Sonunda seçilen Valentina, gelenek olduğu üzere radyo arama işareti olarak bir kuş ismi seçti kendine: “Martı”. Farklı etnik ve politik eğilimlerden dünyanın farklı noktalarındaki tüm kadınlar uzay yolculuğunun erkeklere ait özel alanına giren bu Rus kadınının başarısı karşısında heyecan ve gurur içindeydiler artık.
16 Haziran 1963’de Valentina Tereshkova, Vostok 6 ile uçarak yerküreyi dışarıdan gören ilk kadın ve ilk sivil oldu.
Buna karşın, başmühendis Korolyov, onun gösterdiği performanstan memnun değildi. Dünya’dan gelen telsiz çağrılarına cevap vermemiş ve uzun süre suskun kalmıştı. Korku yüzünden paralize olduğu iddiası ile Dünya yörüngesinde 48 tur atıp ve neredeyse üç gün uzayda kaldıktan sonra uzay aracının kontrolü ilk uzay kadınına bırakılmadı ve otomatik sistemle dünyaya dönmesi sağlandı.
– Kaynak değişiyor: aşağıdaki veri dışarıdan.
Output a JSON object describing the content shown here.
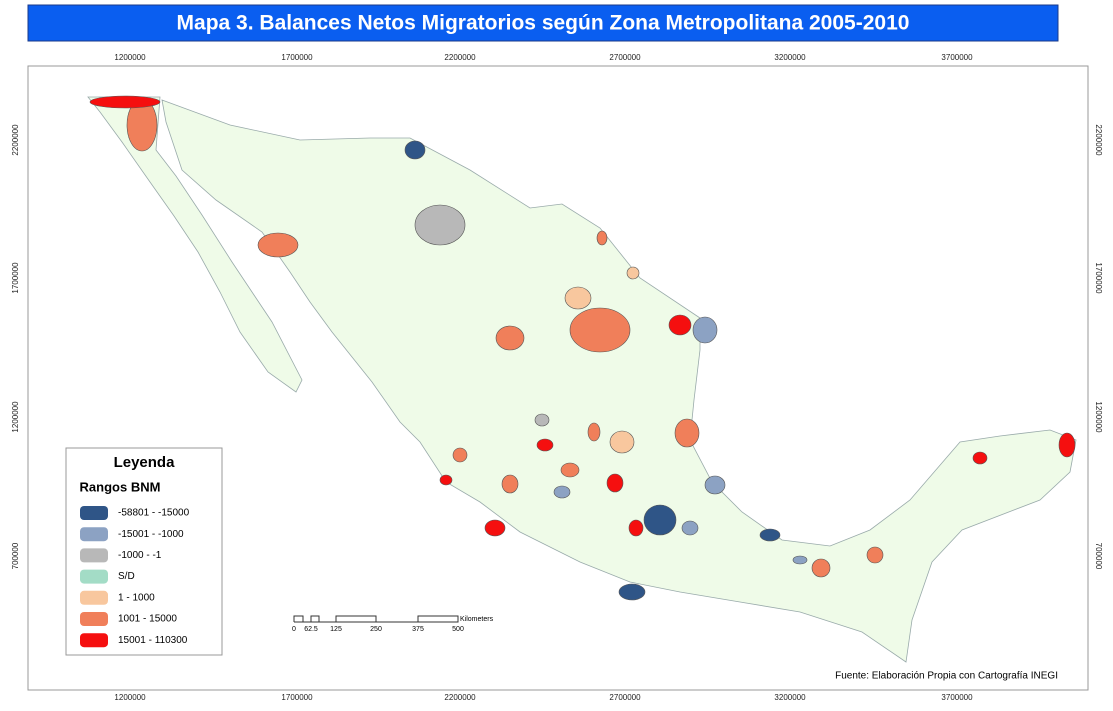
{
  "title": "Mapa 3. Balances Netos Migratorios según Zona Metropolitana 2005-2010",
  "x_labels": [
    "1200000",
    "1700000",
    "2200000",
    "2700000",
    "3200000",
    "3700000"
  ],
  "y_labels": [
    "2200000",
    "1700000",
    "1200000",
    "700000"
  ],
  "legend": {
    "title": "Leyenda",
    "subtitle": "Rangos BNM",
    "items": [
      {
        "label": "-58801 - -15000",
        "color": "#2f5587"
      },
      {
        "label": "-15001 - -1000",
        "color": "#8ca2c3"
      },
      {
        "label": "-1000 - -1",
        "color": "#b8b8b8"
      },
      {
        "label": "S/D",
        "color": "#a3dcc6"
      },
      {
        "label": "1 - 1000",
        "color": "#f8c79e"
      },
      {
        "label": "1001 - 15000",
        "color": "#f07f5a"
      },
      {
        "label": "15001 - 110300",
        "color": "#f50f0f"
      }
    ]
  },
  "scale": {
    "labels": [
      "0",
      "62.5",
      "125",
      "250",
      "375",
      "500"
    ],
    "unit": "Kilometers"
  },
  "source": "Fuente: Elaboración Propia con Cartografía INEGI"
}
Tereşkova daha sonra yaptığı açıklamalarda uzayda kustuğunu ki bu rutin bir uzay hastalığı olarak bilinmektedir, kabul eder ama bunun nedeninin kendisine yemek olarak verilen kötü ve bayat menü olduğunu anlatır. Ayrıca kapsülde sürekli kemerlerini bağlı tutması nedeniyle baldırına giren kramp işleri karıştırmıştır. Bir de başlığının omzuna yaptığı baskı eklenmiş ve Tereşkova kurdeşen olmuştur.
Genç Rus’un çilesi atmosfere girdikten sonra da bitmedi. Yere 6 bin metre kala kapsülden fırlayıp paraşütü açıldığında, bir göle doğru sürüklendiğini gördü. Bitkindi, fazlasıyla su kaybetmişti ve açtı. Şansı vardı ki yüksek bir rüzgâr onu kıyıya attı, ama sert bir iniş yaptığı için burnunu kaskına çarpıp morarmasına neden oldu. Hemen ardından basının karşısına çıktığında, burnundaki morluğu aşırı makyajla kapatacaklardı. Ama Tereşkova, ‘basit işçi kız’ imajıyla çelişeceği için, makyaja bir hayli karşı çıkmıştı.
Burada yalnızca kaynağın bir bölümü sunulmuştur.